Lumbar juxtafacet cyst differential diagnosis
Differentiating JFC from other masses relies largely on the appearance and location. Other distinguishing features include:
1. neurofibroma: unlikely to be calcified
2. free fragment of HLD: not cystic in appearance
3. epidural or nerve root metastases: not cystic
4. dural subarachnoid root sleeve dilatation
5. arachnoid cyst (from arachnoid herniation through a dural defect): not associated with facet joint, margins thinner than JFC 1)

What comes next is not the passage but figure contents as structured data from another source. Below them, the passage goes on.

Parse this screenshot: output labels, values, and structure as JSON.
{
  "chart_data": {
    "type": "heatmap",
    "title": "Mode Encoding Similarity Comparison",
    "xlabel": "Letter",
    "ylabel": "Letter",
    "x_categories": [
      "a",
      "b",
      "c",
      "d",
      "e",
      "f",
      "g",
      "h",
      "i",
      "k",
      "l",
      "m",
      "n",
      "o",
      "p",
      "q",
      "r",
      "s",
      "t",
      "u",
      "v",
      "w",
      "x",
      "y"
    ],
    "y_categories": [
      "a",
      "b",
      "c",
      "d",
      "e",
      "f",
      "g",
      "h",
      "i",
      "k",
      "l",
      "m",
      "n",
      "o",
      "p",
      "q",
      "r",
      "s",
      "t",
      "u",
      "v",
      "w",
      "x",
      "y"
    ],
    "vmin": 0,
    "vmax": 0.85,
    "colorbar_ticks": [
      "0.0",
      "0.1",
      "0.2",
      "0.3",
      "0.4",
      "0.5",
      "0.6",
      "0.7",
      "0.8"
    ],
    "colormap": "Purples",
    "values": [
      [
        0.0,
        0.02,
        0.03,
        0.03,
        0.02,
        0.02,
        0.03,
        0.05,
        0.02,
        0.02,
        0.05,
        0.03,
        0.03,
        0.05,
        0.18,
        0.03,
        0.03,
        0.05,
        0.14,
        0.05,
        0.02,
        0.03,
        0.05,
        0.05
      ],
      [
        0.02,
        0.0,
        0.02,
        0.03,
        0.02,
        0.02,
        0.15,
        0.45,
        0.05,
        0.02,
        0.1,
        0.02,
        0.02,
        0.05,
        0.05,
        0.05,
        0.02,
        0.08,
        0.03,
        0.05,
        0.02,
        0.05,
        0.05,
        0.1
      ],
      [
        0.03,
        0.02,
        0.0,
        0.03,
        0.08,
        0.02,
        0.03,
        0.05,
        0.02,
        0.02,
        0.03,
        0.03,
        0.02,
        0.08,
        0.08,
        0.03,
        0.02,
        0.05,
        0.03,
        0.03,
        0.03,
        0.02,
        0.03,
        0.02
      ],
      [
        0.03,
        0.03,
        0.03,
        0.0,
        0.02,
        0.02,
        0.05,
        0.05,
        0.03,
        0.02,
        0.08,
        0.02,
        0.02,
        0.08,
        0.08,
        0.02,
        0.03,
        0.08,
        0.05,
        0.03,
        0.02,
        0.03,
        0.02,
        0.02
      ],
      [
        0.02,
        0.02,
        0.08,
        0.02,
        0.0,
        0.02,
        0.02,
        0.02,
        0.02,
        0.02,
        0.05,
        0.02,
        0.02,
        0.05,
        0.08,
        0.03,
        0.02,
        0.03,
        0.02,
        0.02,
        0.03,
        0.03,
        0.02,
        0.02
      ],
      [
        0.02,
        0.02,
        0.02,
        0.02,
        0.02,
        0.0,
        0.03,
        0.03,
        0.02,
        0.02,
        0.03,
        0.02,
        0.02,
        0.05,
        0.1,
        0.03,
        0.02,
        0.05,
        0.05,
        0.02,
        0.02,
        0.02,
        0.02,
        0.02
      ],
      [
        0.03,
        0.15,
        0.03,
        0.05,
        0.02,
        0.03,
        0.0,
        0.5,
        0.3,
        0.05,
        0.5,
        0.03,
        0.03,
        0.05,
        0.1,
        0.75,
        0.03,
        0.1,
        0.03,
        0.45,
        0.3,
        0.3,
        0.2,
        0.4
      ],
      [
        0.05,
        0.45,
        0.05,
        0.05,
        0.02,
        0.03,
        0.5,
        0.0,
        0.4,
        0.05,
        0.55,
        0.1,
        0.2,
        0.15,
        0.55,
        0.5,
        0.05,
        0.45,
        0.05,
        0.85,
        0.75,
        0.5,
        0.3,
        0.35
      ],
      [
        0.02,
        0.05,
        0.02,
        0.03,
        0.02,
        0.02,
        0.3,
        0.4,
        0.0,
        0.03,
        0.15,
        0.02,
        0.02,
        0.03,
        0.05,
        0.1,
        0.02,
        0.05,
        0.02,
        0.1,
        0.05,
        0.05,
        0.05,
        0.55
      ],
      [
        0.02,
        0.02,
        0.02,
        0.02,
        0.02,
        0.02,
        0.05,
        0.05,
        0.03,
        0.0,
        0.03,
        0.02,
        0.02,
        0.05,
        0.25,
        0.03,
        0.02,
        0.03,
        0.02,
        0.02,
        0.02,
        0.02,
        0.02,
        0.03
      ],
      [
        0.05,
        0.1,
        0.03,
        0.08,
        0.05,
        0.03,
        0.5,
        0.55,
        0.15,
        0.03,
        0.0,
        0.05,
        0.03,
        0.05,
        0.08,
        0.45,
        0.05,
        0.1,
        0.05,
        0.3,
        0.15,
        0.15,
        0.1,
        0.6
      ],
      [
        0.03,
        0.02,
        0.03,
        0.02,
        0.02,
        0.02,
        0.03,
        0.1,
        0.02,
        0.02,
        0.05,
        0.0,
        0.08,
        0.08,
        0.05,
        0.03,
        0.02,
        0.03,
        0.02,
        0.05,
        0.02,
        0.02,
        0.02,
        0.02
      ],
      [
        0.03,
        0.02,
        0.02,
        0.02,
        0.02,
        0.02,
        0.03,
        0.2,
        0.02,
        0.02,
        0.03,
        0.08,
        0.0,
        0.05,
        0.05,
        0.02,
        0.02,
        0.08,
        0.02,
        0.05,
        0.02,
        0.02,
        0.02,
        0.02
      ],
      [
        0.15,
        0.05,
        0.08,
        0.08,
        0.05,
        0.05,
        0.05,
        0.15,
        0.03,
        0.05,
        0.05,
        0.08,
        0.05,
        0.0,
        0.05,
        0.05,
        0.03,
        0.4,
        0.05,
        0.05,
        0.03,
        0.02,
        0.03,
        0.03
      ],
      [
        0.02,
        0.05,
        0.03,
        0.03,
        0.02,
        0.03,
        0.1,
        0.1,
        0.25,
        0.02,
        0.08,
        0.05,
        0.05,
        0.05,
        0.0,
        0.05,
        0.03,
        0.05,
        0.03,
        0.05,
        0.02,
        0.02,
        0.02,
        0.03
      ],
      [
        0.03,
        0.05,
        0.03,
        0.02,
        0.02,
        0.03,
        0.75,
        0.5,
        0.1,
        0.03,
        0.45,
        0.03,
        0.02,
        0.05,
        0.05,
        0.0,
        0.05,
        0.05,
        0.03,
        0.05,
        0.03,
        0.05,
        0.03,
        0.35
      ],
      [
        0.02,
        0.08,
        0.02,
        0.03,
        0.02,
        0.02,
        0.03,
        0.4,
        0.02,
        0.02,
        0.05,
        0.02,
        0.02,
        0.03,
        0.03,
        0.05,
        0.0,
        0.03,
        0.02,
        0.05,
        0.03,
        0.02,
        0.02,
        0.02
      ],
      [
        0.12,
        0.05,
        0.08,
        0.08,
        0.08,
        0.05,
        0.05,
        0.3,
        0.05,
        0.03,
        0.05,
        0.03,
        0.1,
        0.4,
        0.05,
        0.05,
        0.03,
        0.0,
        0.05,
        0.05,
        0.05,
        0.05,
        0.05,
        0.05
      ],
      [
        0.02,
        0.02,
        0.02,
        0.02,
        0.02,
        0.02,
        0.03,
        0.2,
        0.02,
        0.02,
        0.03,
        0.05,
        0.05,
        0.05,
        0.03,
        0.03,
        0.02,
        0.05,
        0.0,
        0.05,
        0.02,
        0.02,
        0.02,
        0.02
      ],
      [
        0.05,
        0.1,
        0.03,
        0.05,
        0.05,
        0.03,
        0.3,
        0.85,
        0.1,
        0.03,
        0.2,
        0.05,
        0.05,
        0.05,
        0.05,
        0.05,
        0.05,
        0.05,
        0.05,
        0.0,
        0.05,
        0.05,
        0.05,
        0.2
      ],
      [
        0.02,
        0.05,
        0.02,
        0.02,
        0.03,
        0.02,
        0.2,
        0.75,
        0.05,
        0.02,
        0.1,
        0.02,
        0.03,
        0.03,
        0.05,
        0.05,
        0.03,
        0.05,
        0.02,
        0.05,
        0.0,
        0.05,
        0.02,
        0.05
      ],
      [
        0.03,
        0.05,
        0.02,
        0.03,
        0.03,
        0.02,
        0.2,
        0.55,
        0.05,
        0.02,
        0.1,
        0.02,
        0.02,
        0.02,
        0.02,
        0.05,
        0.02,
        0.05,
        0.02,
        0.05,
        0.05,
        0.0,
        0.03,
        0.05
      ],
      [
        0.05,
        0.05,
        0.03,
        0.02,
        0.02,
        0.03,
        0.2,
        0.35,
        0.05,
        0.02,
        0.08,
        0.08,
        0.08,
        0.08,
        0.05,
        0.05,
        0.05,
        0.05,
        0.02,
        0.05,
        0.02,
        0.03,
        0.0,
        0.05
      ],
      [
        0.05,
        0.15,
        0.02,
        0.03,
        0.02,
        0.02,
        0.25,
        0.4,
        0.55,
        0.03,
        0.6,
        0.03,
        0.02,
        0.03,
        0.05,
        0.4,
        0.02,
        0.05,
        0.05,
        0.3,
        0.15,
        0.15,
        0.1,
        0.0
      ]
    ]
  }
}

6. perineural cysts (Tarlov’s cyst): arise in space between perineurium and endoneurium, usually on sacral roots 2), occasionally show delayed filling on myelography. Usually associated with remodeling of adjacent bone
Juxtafacet cysts (synovial cyst and ganglion cysts) are adjacent to a spinal facet joint or arising from the ligamentum flavum.
Distinction of these types is difficult without histology and is clinically unimportant 3).
Contradictions in the terminology applied to lumbar juxtafacet cysts arise from the frequent sparsity of synovial lining cells, which has led to synovial cysts often being called “ganglion cysts” despite lacking confirmatory pathology.
Cysts having an extensive or meagre synovial cell lining are common in the ligamentum flavum of patients with symptomatic lateral or central stenosis. The cysts communicate with the facet joint by a bursa-type channel within the ligamentum flavum. Advanced osteoarthritis of the facet joint causes the liberation of fragments of cartilage and bone into the synovial fluid of the joint space. This enables some fragments to escape from the joint into the channel and become lodged within its wall where they provoke granulation tissue and scar formation. The tissue response to articular debris may block the synovial-lined channel to cause synovial cyst formation 4).